Öteki Hikâyeler, Gülay Uğur Göksel, Editör, Bilgi Yayınevi, İstanbul, ss.103-106, 2023
Göç olgusuna dair konuşmak çok uzun yıllar boyunca güç bir mesele oldu. Bir aidiyet kategorisine, bir topluluğa ait olmanın bir yere, yerele, mevki ya da mekâna ait olmayı gerektirdiğine dair bir kültürle yaşıyoruz yerleşik hayata geçtiğimizden bu yana. Farklı kültürlerin, toplumların kendilerine dair tahayyüllerinde karşımıza çıkan köklü ve geniş dalları olan heybetli ağaç imgeleri bu kültürün ne kadar derin olduğuna işaret ediyor. Ulus-devletlerin ortaya çıkmasıyla; tarihi uzak akrabalarımıza kadar uzanan bu kadim tahayyül; siyasal bir etiket olan ulus kategorisini, bir küme insanı ve tanımlı bir coğrafyayı bir birine sıkı sıkıya teyelleyen bir sabitlemeye dönüştü. Bir kategoriye, dolayısıyla tanımlı bir yere (ulus devlet mıntıkası) ait olanın bir diğerine gölgesinin uzanamayacağına dair güçlü bir ön kabul dünyayı anlamaya yönelik kavram setlerimizde ve ona dair konuştuğumuz dil içerisinde kurumsallaştı. Oysaki bu sabitlemenin anlattığı dünyanın zıddına işaret eden onlarca olgu olmasına rağmen.
Discussing migration has been a challenging undertaking for many years.
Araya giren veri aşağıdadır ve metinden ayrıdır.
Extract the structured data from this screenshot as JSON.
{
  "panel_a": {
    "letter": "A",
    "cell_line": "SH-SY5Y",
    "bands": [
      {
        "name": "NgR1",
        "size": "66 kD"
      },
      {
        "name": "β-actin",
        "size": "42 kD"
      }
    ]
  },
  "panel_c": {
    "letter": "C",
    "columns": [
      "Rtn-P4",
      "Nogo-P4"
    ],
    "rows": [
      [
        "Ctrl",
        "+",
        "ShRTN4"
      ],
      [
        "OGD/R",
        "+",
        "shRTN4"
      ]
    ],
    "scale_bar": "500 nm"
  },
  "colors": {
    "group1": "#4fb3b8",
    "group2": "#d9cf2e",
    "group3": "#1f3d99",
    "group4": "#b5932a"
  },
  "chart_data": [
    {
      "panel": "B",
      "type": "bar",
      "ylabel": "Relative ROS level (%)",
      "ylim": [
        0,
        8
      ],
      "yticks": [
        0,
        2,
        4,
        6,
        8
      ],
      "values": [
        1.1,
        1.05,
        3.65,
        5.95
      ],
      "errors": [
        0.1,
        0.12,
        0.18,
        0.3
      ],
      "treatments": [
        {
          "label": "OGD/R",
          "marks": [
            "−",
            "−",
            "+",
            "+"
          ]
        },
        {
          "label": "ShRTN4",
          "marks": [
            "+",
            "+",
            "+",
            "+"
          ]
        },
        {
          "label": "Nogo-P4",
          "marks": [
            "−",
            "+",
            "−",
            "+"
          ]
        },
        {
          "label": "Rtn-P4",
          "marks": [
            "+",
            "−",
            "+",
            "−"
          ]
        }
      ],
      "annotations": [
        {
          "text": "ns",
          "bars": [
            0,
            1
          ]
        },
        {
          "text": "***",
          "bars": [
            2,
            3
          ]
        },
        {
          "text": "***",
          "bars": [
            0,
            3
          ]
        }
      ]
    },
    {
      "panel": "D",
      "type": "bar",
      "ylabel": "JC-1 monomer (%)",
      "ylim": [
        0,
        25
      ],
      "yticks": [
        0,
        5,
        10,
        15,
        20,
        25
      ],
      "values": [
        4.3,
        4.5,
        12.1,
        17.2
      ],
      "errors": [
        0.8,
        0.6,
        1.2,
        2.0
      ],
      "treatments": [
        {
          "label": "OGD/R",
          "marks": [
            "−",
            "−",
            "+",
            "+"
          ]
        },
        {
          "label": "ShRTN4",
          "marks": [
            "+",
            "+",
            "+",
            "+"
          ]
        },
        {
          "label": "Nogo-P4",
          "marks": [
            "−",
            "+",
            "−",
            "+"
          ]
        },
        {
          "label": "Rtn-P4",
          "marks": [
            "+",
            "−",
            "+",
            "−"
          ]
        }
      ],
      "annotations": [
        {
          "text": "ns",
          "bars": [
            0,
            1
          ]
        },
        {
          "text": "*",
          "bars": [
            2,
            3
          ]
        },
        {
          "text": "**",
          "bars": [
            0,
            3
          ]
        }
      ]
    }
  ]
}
Ever since the transition to settled life, we have been living in a culture which imposed on us that belonging to a community or an allegiance in general entails belonging to a place, a locale, a location, or a space. The images of majestic tress with deep roots and wide branches that we encounter in the imaginations of various cultures and communities attest to the embeddedness of this culture. With the emergence of nation-states, this ancient imagination dating back to our historically distant relatives has turned into an anchorage that firmly stitches the category of nation –a political marker– to a group of people and a demarcated geography. The powerful presupposition that what belongs to one category and there by to one demarcated territory (the nation-state territory) cannot cast a shadow over another is institutionalized in our concepts for understanding the world and in the language we speak about it, notwithstanding dozens of facts demonstrating the opposite of the world described by this anchorage.